How would you recommend I proceed? How would someone go about solving this problem?

What is the value of a in the function as given
y = x^2 + bx + c = a x^2 + bx + c

 

[Deleted member 4993]

Hello,

I'm looking for some assistance with this problem - I'm not sure quite what to do.

The problem states:the x=-The graph of a parabola of the form y = x^2 + bx + c crosses the y axist at -36 and the x axis at 3. At what other point does the line cross the x axis?

So, couldn't figure out how to solve this.

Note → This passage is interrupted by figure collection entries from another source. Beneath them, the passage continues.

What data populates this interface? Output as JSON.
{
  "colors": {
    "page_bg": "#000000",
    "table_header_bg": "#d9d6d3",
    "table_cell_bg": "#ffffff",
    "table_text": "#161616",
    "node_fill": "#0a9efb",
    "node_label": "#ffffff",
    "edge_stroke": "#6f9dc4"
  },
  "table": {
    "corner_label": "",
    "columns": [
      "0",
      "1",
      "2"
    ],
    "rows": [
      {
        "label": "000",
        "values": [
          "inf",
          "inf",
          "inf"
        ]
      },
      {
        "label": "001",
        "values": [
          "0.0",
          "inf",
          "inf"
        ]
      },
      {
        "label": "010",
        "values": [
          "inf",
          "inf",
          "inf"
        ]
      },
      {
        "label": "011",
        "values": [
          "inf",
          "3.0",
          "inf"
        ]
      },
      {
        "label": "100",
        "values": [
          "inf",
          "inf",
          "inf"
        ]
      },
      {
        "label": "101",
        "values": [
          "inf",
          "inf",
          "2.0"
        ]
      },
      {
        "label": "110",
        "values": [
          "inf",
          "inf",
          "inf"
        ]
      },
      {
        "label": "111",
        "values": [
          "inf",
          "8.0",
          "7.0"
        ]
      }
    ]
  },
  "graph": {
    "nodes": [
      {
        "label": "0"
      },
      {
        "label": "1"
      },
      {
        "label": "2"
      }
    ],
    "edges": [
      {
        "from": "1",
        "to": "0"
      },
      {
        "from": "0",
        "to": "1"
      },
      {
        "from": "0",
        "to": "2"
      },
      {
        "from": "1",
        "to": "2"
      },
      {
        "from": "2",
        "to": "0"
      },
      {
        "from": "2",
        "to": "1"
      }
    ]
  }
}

The work I tried to do was use the points (0, - 36) and ((3, 0) in that equation as follows:

0 = a(3)^2 + b(3) + c
-36 = a(0) + b(0) + c

Therefore C must = -36 because of equation 2.

C = 36 ..................... Correct

Now calculate the x-intercepts (roots) of the function:

y = x^2 + bx + 36

0 = 9 + 3b + 36 → b = -15

x_1,2 = [-b ± √ (b^2 - 144)]/(2) ............................ these are the roots of the function. One of these is "= 3"

Calculate the other root

0 = a(3)^2 + b(3) + -36
-36 = a(0) + b(0) + -36

We are left with:
0 = 3a+3b-36

How would you recommend I proceed? How would someone go about solving this problem?

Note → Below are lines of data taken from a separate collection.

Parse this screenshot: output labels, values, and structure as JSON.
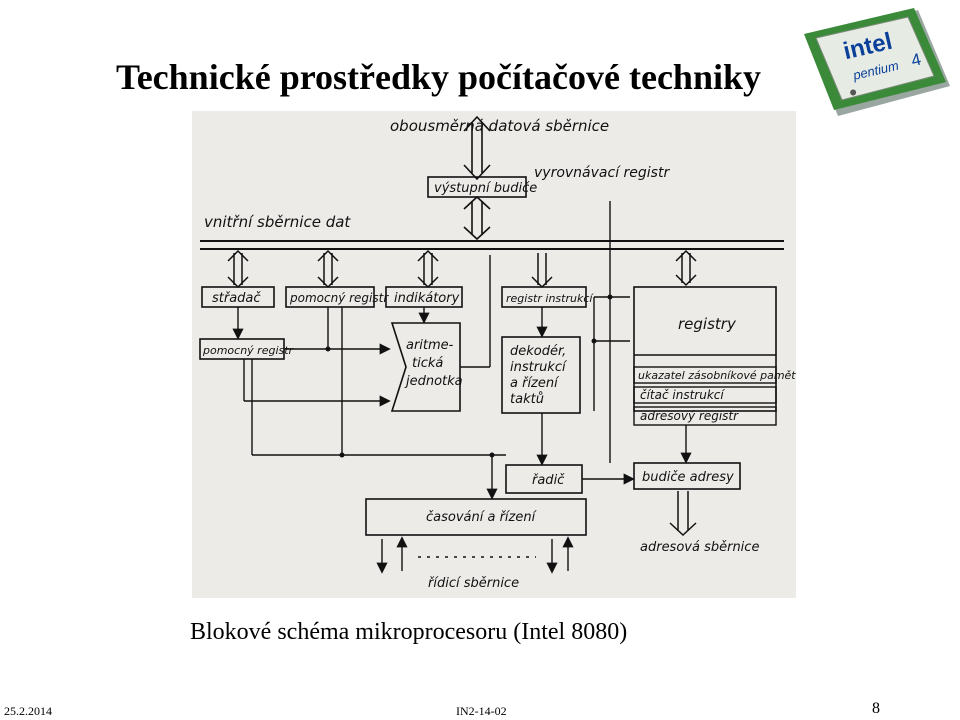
{
  "slide": {
    "title": "Technické prostředky počítačové techniky",
    "caption": "Blokové schéma mikroprocesoru (Intel 8080)",
    "footer_date": "25.2.2014",
    "footer_code": "IN2-14-02",
    "page_number": "8"
  },
  "logo": {
    "brand": "intel",
    "product": "pentium",
    "version": "4"
  },
  "diagram": {
    "bidirectional_data_bus": "obousměrná datová sběrnice",
    "output_drivers": "výstupní budiče",
    "buffer_register": "vyrovnávací registr",
    "internal_data_bus": "vnitřní sběrnice dat",
    "accumulator": "střadač",
    "aux_register_top": "pomocný registr",
    "flags": "indikátory",
    "instruction_register": "registr instrukcí",
    "registers": "registry",
    "aux_register_left": "pomocný registr",
    "alu_line1": "aritme-",
    "alu_line2": "tická",
    "alu_line3": "jednotka",
    "decoder_line1": "dekodér,",
    "decoder_line2": "instrukcí",
    "decoder_line3": "a řízení",
    "decoder_line4": "taktů",
    "stack_pointer": "ukazatel zásobníkové paměti",
    "program_counter": "čítač instrukcí",
    "address_register": "adresový registr",
    "controller": "řadič",
    "address_drivers": "budiče adresy",
    "timing_control": "časování a řízení",
    "address_bus": "adresová sběrnice",
    "control_bus": "řídicí sběrnice"
  }
}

Let us know if you are still stuck.

 

[spwittbold]

What is the value of a in the function as given
y = x^2 + bx + c = a x^2 + bx + c

They don't provide a value for A which is why I think I was confused with the problem.

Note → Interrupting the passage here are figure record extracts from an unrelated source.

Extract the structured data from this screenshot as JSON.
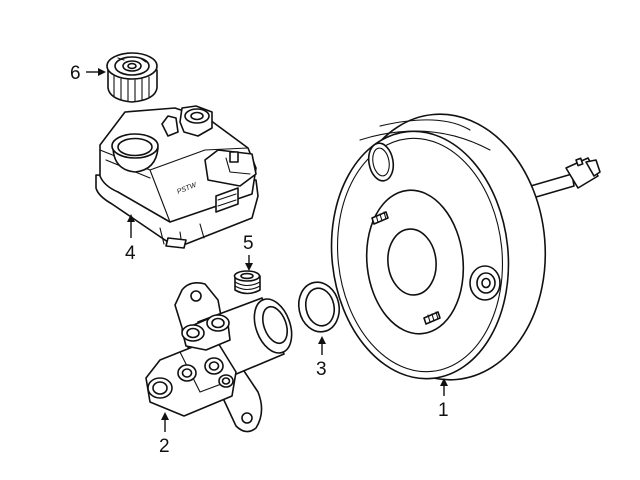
{
  "callouts": [
    {
      "id": "1",
      "label": "1"
    },
    {
      "id": "2",
      "label": "2"
    },
    {
      "id": "3",
      "label": "3"
    },
    {
      "id": "4",
      "label": "4"
    },
    {
      "id": "5",
      "label": "5"
    },
    {
      "id": "6",
      "label": "6"
    }
  ],
  "reservoir_emboss": "PSTW",
  "colors": {
    "line": "#111111",
    "background": "#ffffff"
  }
}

It simply says in the form of....."y = x^2 + bx + c...." so I assume you just presume a is equal to 1?

 

[Harry_the_cat]

The graph of a parabola of the form y = x^2 +bx + c crosses the y axis at -36 and the x axis at 3. At what other point does the graph cross the x-axis?

Not sure what to do here.

Does this suggest A = 1, C = -36 and B = unknown?

This is what I did.

-36 = 0 + 0 + C, so C = -36

0 = 3^2 + b(3) + -36

0 = 9 + 3b + -36

3b = - 27 .... should be 3b = 27

b = 9

Use original equation with point (3, 0)

0 = 3^2 + 9*3 + - 36

0 = 9 + 27 + - 36

0 = 0 is a true statement, so I've found coefficients of A B and C and A = 1, B = 9 and C = -36. So therefore the equation is y = 1x^2 + 9x -36


....and I solved my own problem because that factors to (x-3)(x+12) and x = 3 and x = -12. B ALSDH

see red comment

 

[Otis]

The graph of a parabola of the form y = x^2 + bx + c crosses the y axis at -36 ...

Does this suggest [a] = 1, [c] = -36 and = unknown?

Yes.

 

[Ishuda]

They don't provide a value for A which is why I think I was confused with the problem.

It simply says in the form of....."y = x^2 + bx + c...." so I assume you just presume a is equal to 1?

Yes since x^2 = 1 x^2 = a x^2 and a=1.